End-user piracy occurs when a company employee reproduces copies of software without authorization, and it can take five different forms: Employees may use one licensed copy to install a program on multiple computers; may copy disks for installation and distribution; may take advantage of upgrade offers without having a legal copy of the version to be upgraded; may acquire academic or other restricted or non-retail software without a license for commercial use; or may swap disks inside or outside the workplace.
Client server overuse occurs when too many employees on a network are using a central copy of a program at the same time. If the company has a local area network (LAN) and installs programs on the server for several people to use, the license must entitle the company to do so.
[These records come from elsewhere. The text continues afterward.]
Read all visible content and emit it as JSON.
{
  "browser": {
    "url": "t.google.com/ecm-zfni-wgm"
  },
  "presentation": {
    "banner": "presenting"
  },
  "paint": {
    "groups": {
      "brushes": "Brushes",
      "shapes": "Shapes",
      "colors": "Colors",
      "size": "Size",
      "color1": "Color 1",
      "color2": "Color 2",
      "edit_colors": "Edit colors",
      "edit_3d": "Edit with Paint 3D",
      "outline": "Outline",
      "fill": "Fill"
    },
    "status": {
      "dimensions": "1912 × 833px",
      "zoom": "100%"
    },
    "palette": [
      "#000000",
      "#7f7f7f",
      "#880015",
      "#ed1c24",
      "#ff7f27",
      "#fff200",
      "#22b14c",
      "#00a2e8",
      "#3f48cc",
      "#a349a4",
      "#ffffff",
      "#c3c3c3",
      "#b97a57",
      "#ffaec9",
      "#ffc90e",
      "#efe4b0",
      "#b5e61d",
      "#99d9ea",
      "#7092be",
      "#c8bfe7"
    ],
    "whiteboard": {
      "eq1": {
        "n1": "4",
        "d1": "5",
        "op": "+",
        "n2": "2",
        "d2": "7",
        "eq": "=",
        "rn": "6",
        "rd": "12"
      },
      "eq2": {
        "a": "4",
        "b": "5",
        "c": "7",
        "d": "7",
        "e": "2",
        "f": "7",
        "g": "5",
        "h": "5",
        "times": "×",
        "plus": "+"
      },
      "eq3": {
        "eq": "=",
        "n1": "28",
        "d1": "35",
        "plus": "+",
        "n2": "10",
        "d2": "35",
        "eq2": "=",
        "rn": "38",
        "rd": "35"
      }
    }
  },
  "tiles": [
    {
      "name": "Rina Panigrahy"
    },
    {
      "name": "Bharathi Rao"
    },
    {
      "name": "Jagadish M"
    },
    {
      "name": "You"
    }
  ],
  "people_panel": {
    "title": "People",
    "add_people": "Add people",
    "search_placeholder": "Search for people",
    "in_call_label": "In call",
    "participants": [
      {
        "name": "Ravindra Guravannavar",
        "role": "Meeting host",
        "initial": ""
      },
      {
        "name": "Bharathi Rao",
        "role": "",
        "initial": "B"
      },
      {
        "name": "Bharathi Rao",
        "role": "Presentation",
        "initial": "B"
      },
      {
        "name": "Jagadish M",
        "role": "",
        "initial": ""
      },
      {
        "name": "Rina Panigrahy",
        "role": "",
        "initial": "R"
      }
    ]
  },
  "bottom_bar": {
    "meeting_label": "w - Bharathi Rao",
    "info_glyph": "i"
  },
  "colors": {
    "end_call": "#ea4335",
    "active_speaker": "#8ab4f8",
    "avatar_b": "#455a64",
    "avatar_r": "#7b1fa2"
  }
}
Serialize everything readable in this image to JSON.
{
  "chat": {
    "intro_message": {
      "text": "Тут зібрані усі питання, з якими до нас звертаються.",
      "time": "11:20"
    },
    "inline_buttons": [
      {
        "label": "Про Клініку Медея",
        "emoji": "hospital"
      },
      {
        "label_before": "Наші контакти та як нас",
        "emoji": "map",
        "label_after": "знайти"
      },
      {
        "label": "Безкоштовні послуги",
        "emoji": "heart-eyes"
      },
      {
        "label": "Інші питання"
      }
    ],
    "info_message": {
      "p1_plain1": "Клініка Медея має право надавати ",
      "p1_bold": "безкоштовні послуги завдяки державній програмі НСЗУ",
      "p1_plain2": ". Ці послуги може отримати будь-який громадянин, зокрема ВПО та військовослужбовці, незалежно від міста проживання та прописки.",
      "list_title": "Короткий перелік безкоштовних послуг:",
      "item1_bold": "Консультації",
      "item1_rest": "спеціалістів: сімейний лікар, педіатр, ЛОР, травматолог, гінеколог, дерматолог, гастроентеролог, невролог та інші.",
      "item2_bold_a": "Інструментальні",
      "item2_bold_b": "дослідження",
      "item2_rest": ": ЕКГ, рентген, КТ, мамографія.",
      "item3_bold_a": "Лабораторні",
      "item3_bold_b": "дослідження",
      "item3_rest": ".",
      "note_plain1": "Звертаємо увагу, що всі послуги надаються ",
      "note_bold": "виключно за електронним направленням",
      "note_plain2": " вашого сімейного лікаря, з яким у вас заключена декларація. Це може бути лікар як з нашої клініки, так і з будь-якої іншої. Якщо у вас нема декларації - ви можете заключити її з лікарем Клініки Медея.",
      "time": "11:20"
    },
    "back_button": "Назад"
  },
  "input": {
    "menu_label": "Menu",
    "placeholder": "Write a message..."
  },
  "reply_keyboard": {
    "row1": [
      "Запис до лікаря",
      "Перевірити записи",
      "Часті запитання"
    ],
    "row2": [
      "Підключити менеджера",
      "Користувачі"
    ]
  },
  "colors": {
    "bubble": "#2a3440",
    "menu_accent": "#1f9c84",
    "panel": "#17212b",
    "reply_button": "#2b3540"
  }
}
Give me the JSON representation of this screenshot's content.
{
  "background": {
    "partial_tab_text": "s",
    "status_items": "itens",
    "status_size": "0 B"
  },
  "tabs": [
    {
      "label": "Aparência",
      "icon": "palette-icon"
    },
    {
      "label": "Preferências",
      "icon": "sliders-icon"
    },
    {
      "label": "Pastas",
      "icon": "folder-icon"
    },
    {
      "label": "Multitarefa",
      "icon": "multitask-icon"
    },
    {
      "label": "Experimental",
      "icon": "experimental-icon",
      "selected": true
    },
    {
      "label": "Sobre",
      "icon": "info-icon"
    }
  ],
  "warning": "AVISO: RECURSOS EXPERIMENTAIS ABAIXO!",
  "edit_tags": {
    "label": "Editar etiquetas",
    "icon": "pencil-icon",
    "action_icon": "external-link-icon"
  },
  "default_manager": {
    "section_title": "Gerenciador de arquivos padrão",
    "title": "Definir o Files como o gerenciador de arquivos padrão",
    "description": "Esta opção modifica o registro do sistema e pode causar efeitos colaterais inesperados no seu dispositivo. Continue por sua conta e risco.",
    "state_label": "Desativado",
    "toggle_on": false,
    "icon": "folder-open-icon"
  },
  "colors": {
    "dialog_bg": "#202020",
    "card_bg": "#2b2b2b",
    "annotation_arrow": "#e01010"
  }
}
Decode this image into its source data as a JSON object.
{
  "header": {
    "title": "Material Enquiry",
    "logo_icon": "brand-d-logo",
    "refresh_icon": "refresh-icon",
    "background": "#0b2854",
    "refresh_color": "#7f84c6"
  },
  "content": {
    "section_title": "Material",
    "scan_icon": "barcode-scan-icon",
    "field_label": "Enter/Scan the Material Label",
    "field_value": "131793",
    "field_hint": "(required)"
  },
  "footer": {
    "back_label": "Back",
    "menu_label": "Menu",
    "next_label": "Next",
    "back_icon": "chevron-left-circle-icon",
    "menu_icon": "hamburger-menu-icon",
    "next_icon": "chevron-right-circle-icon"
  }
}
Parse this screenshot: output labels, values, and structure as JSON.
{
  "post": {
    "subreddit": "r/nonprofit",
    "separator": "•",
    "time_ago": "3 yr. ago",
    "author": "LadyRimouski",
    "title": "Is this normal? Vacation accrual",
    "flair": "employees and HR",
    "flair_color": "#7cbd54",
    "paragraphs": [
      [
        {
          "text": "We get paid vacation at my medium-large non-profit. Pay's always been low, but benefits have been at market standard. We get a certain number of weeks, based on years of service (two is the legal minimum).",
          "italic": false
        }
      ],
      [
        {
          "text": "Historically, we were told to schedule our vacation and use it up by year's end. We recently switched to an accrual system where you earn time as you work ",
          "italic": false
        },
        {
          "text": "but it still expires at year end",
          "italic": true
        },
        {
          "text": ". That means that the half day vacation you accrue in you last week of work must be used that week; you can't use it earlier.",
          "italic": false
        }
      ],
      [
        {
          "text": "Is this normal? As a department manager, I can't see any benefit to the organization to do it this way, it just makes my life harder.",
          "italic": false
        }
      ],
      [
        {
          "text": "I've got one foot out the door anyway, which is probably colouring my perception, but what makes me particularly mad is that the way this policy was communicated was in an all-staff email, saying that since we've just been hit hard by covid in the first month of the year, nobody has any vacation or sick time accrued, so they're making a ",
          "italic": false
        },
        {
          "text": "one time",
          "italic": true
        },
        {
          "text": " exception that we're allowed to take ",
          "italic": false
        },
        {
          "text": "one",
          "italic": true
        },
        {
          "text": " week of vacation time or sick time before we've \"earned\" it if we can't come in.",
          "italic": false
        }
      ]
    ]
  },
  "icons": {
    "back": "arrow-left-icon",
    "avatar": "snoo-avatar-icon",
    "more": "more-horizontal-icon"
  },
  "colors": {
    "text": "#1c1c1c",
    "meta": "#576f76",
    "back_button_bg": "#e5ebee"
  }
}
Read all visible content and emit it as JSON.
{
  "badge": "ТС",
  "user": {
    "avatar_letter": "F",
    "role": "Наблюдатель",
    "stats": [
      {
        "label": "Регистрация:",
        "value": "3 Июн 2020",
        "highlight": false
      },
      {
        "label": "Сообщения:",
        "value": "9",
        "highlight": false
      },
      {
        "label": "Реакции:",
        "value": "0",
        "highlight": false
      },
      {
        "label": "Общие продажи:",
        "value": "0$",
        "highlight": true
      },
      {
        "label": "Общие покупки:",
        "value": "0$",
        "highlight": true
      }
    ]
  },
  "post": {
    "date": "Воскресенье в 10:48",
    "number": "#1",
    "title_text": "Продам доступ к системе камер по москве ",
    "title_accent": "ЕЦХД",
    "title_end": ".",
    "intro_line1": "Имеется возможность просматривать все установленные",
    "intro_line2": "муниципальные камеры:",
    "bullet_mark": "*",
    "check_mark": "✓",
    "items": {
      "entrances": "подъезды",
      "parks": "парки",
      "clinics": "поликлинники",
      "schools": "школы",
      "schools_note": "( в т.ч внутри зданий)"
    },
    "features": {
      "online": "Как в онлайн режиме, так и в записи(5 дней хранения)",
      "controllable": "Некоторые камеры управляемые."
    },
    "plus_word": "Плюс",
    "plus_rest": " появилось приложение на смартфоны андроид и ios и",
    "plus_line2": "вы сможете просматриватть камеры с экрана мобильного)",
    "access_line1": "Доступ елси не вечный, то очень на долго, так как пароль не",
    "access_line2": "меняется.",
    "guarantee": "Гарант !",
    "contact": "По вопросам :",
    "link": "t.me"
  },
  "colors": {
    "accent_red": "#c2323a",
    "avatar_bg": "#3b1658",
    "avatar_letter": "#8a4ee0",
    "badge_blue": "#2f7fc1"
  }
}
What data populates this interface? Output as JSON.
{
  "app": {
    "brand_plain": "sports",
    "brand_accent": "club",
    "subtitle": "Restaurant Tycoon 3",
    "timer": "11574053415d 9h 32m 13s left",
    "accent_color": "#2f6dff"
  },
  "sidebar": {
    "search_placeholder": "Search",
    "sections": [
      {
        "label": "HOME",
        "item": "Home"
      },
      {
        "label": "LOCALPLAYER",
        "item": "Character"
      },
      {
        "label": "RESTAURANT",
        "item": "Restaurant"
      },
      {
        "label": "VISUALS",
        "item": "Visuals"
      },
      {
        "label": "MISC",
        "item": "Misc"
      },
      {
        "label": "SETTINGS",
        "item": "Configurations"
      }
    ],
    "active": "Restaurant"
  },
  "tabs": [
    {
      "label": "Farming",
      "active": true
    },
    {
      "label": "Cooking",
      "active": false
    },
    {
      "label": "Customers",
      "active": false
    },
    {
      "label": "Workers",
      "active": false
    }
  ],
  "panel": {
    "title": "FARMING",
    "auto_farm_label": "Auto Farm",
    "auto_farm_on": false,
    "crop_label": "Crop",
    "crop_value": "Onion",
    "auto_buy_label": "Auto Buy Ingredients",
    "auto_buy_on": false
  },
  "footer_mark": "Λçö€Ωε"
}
If there are more users than allowed by the license, that is overuse.
Internet piracy occurs when software is downloaded from the Internet. The same purchasing rules apply to online software purchases as for those bought in a traditional manner. Internet piracy can be pirate Web sites that make software available for free download or in exchange for uploaded programs, Internet auction sites that offer counterfeit, out-of-channel, infringing copyright software, and peer-to-peer networks that enable unauthorized transfer of copyrighted programs.
Hard-disk loading occurs when a business that sells new computers loads unlicensed software onto the hard disk to make the purchase of the machines more attractive. The same concerns and issues apply to Value Added Resellers (VAR) that sell or install new software onto computers in the workplace.
“We want businesses to know two things, and also, we are not announcing this to embarrass anyone but more to set an example and show that this can even happen to good and well managed businesses,” said Kruger.
“But we also want to remind businesses that it can be more expensive not to manage software properly than to get licenses in the end, and secondly, that software management belongs on a company’s legal checklist along with OSHA and EPA regulations and taxes. It is that important.”